Passaram-se 52 semanas da tragédia que abalou o Brasil. Discussões, debates acalorados, possibilidade de criação de novas leis, famílias destroçadas, duas mortes e o sentimento que a vida tem de continuar formam o enredo que alimenta e tenta afastar os fantasmas do caso e até exorciza-los.

A reportagem do O Olho esteve novamente em Castelo do Piauí e conta alguns dos fantasmas não esquecidos sobre o caso e como a cidade, que tem pouco mais de 18.160 habitantes, quer esquecer o fato que a marcou como palco de um dos crimes mais bárbaros ocorridos este século no estado.

Vídeo mostrando como está a vida noturna atual em Castelo do Piauí:
Fora os fantasmas ligados à tragédia do estupro coletivo, que completa um ano nesta sexta-feira (27/05), tem sido de assustar a estrada que liga Campo Maior a Castelo do Piauí, PI-115 (único acesso asfaltado entre a capital do Piauí e a Capital da Cachaça, como é conhecida a terra castelense). São 99 quilômetros de muita buraqueira e quase certeza de que a região tem sido esquecida por muitos dos poderes públicos. Ações sociais foram deixadas de lado depois que a temática do estupro coletivo deixou de ser debatida na mídia.
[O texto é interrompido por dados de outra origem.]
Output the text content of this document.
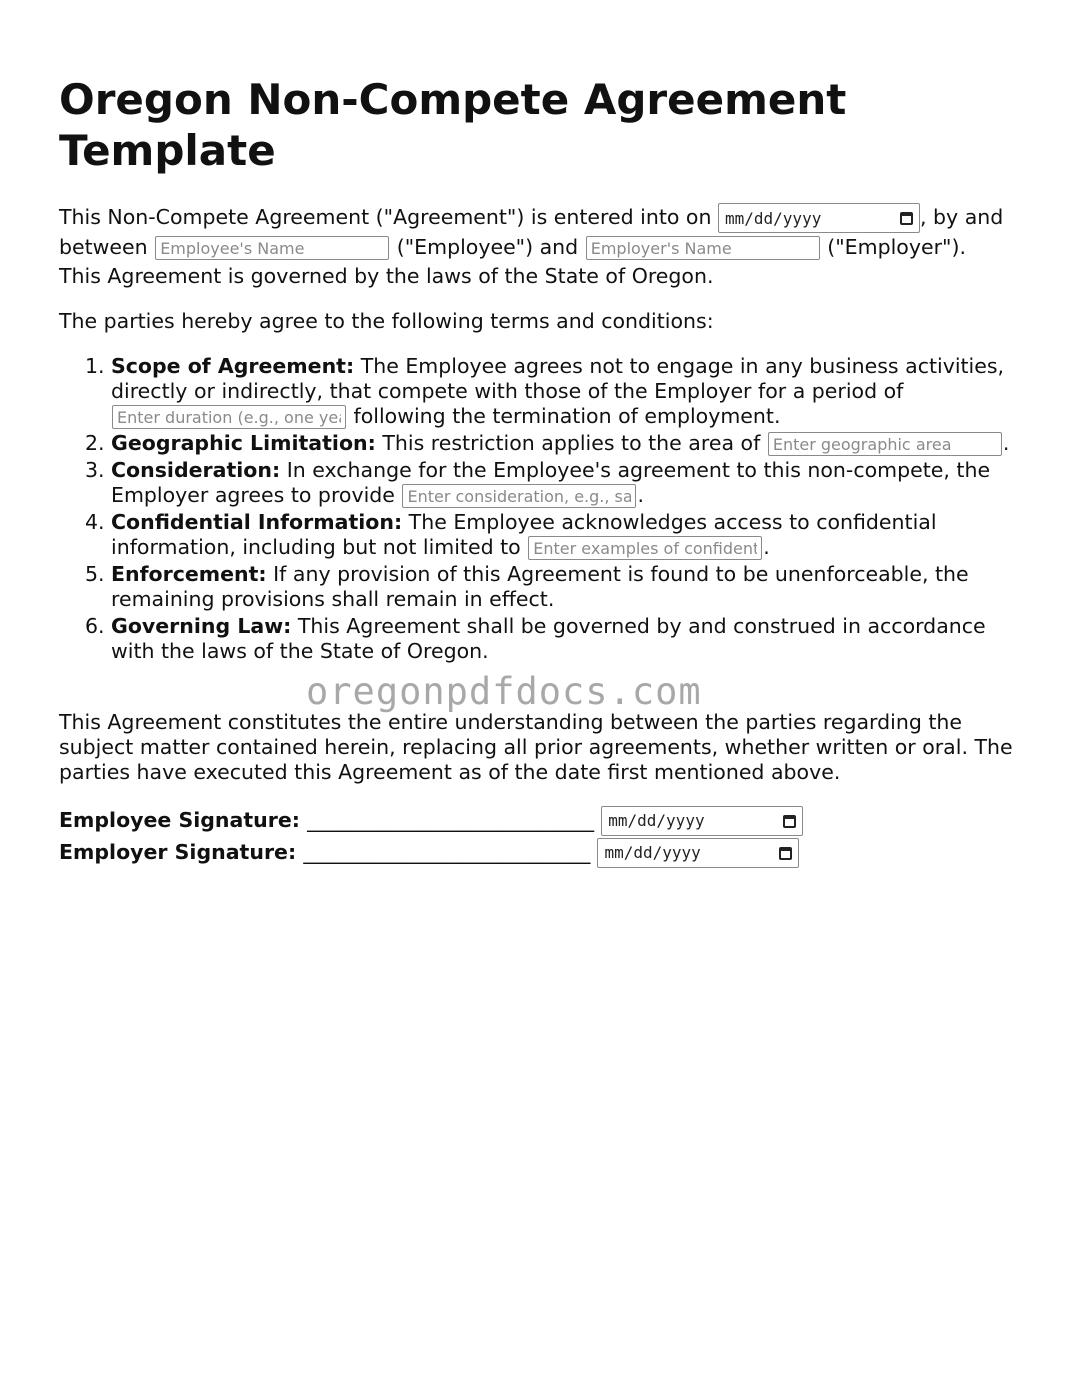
Oregon Non-Compete Agreement Template

This Non-Compete Agreement ("Agreement") is entered into on mm/dd/yyyy	, by and between Employee's Name	("Employee") and Employer's Name	("Employer"). This Agreement is governed by the laws of the State of Oregon.

The parties hereby agree to the following terms and conditions:

1. Scope of Agreement: The Employee agrees not to engage in any business activities, directly or indirectly, that compete with those of the Employer for a period of Enter duration (e.g., one year) following the termination of employment.
2. Geographic Limitation: This restriction applies to the area of Enter geographic area	.
3. Consideration: In exchange for the Employee's agreement to this non-compete, the Employer agrees to provide Enter consideration, e.g., salary	.
4. Confidential Information: The Employee acknowledges access to confidential information, including but not limited to Enter examples of confidential information	.
5. Enforcement: If any provision of this Agreement is found to be unenforceable, the remaining provisions shall remain in effect.
6. Governing Law: This Agreement shall be governed by and construed in accordance with the laws of the State of Oregon.
oregonpdfdocs.com

This Agreement constitutes the entire understanding between the parties regarding the subject matter contained herein, replacing all prior agreements, whether written or oral. The parties have executed this Agreement as of the date first mentioned above.

Employee Signature: ____________________________ mm/dd/yyyy
Employer Signature: ____________________________ mm/dd/yyyy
Assusta também as centenas de motoqueiros circulando a cada minuto, a maioria menores de idade. O uso de capacete é completamente esquecido. Amedontra mais ainda a quantidade de jovens ingerindo bebidas alcoolicas nos mais diversos pontos da zona urbana e a certeza que a ausência de políticas públicas para a juventude não são isoladas somente a Castelo, e sim endemias que povoam e multiplicam-se em todo o Piauí.
AS FAMÍLIAS DAS MENINAS VÍTIMAS DO ESTUPRO COLETIVO: SILÊNCIO
Falar sobre uma tristeza é complicado para a maioria pessoas. Quando essa tristeza envolve abuso sexual, termina, em muitos casos, em tabu. A principal medida dos familiares das quatro meninas vítimas da tragédia do Morro do Garrote, local do crime, é o silêncio.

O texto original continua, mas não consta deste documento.